The big bang: is it true?

On Monday evening, I gave a big bang talk to the Harvard Graduate School of Arts and Sciences. I really like the way there is a single graduate school for both arts and science at Harvard, what a great interdisciplinary mix. The school has its own activity center, Dudley House ; the house is non-residential but modeled on the residential houses at Harvard, with its own building (Lehman Hall) complete with coffee shop, canteen, senior common room, games room, and a beautiful and quiet library with a fantastic view of Harvard Square.  It is served by two faculty masters, an administrative staff and graduate student fellows who organize activities for the School’s 4,000 Masters and PhD candidates. In truth, I spend a good deal of time at Dudley House – perhaps it’s the wide variety of disciplines that makes for such interesting conversations.

Dudley House, home of the Harvard Graduate School of Arts and Sciences

The talk was titled The Big Bang; Is It True? and it was great fun, with a drinks reception, a really nice dinner, a 40-min spiel from me and then almost an hour of questions from the audience. There were postgrads there from history, literature, psychology, philosophy, astronomy and other fields. Apparently, tickets sold out within hours of the posters going up, it shows the interest in the subject.

Of course, no scientist can give a definitive answer to the question I posed. Instead, I laid out a brief history of the discovery of the evidence supporting the big bang model (the expanding universe, the composition of the elements and the cosmic microwave background), followed by an outline of recent puzzles that have arisen from modern studies of the microwave background. I like a quasi-chronological approach to such talks, I think it makes the discoveries and concepts easier to understand, and at the same time it gives the audience a great feel for the surprises nature has in store for scientists. As for truth, the audience can decide for themselves.
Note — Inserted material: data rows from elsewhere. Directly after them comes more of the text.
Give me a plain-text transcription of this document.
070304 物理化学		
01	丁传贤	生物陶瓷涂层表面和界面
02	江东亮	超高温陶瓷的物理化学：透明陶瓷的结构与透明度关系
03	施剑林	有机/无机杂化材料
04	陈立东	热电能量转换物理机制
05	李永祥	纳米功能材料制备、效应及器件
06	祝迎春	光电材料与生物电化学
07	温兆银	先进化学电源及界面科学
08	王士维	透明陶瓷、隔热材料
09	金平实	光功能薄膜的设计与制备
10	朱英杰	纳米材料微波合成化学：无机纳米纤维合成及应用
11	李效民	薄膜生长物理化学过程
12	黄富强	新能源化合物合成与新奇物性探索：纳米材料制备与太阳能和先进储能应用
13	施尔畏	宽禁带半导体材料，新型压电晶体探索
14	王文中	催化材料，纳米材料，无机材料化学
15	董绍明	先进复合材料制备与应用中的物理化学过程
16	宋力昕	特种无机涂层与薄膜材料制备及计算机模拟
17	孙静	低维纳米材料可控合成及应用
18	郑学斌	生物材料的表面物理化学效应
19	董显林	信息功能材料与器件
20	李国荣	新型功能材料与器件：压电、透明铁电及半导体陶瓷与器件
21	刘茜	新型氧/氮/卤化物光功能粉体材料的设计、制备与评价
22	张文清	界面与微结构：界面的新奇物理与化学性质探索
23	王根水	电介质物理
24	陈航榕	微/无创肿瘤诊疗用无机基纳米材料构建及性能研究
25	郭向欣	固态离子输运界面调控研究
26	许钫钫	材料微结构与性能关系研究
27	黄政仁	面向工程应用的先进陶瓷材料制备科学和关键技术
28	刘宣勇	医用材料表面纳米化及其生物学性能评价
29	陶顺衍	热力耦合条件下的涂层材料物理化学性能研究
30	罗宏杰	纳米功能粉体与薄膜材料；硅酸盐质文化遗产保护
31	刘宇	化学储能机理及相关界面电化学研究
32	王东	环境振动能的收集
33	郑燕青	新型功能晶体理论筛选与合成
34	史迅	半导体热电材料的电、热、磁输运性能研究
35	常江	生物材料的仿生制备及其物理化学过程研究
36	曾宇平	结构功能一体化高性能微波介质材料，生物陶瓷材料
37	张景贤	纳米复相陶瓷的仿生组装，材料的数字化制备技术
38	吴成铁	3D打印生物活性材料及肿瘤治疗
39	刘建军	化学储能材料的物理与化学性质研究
You can see the full slideshow at https://coraifeartaigh.wordpress.com/my-seminars/

I really enjoyed the questions and discussion afterward; not for the first time, it struck me that you get very interesting questions and comments from a wide interdisciplinary audience (it doesn’t hurt if they are Harvard PhD candidates). There was also plenty of time to touch on one of my favourite themes; that a great many scientific discoveries come as a complete surprise to the discoverers. Far from being ‘constructed’ in order to support pet theories, scientific findings are often undesirable, unexpected data that no-one knows what to make of  at first – an aspect of science that proponents of the social construction of scientific knowledge often fail to address, in my view.

All in all, it was great to interact with postgrads from so many different disciplines, I wish I could do this more often.

Questions

One of the most challenging questions came from Prof Sam Schweber, a well-known Harvard physicist and historian of science. Sam couldn’t make the talk, but he emailed me his question: What happened before the bang?

I think the answer is twofold:
1. The standard answer is that the big bang model is situated within the context of general relativity, the modern theory of gravity. Since relativity predicts that space and time form part of the universe (and are affected by motion and by mass for example), we expect that time is born at the bang along with everything else – there is no ‘before’ just as there is no north of the north pole.

2. However, cosmologists are less cocksure of this answer nowadays. This is because fundamental problems in describing the moment of the bang (the singularity) have, far from going away, got worse. The problem is due to the inapplicability of the modern theory of gravity to phenomena on the atomic or quantum scale i.e. due to the absence of a successful theory of quantum gravity. Since we have no real way of modeling the singularity, we cannot rule out the prospect of exotic phenomena such as multiple bangs. The problem is compounded by the fact that, while recent observational evidence offers support for some type of cosmic inflation close to the birth of the universe, there is (so far) no way of selecting a particular model of inflation – which leaves the door open for models such as the cyclic universe. In other words, we cannot rule out the possibility of a ‘before’ until we have a clearer picture of what happened at the bang itself.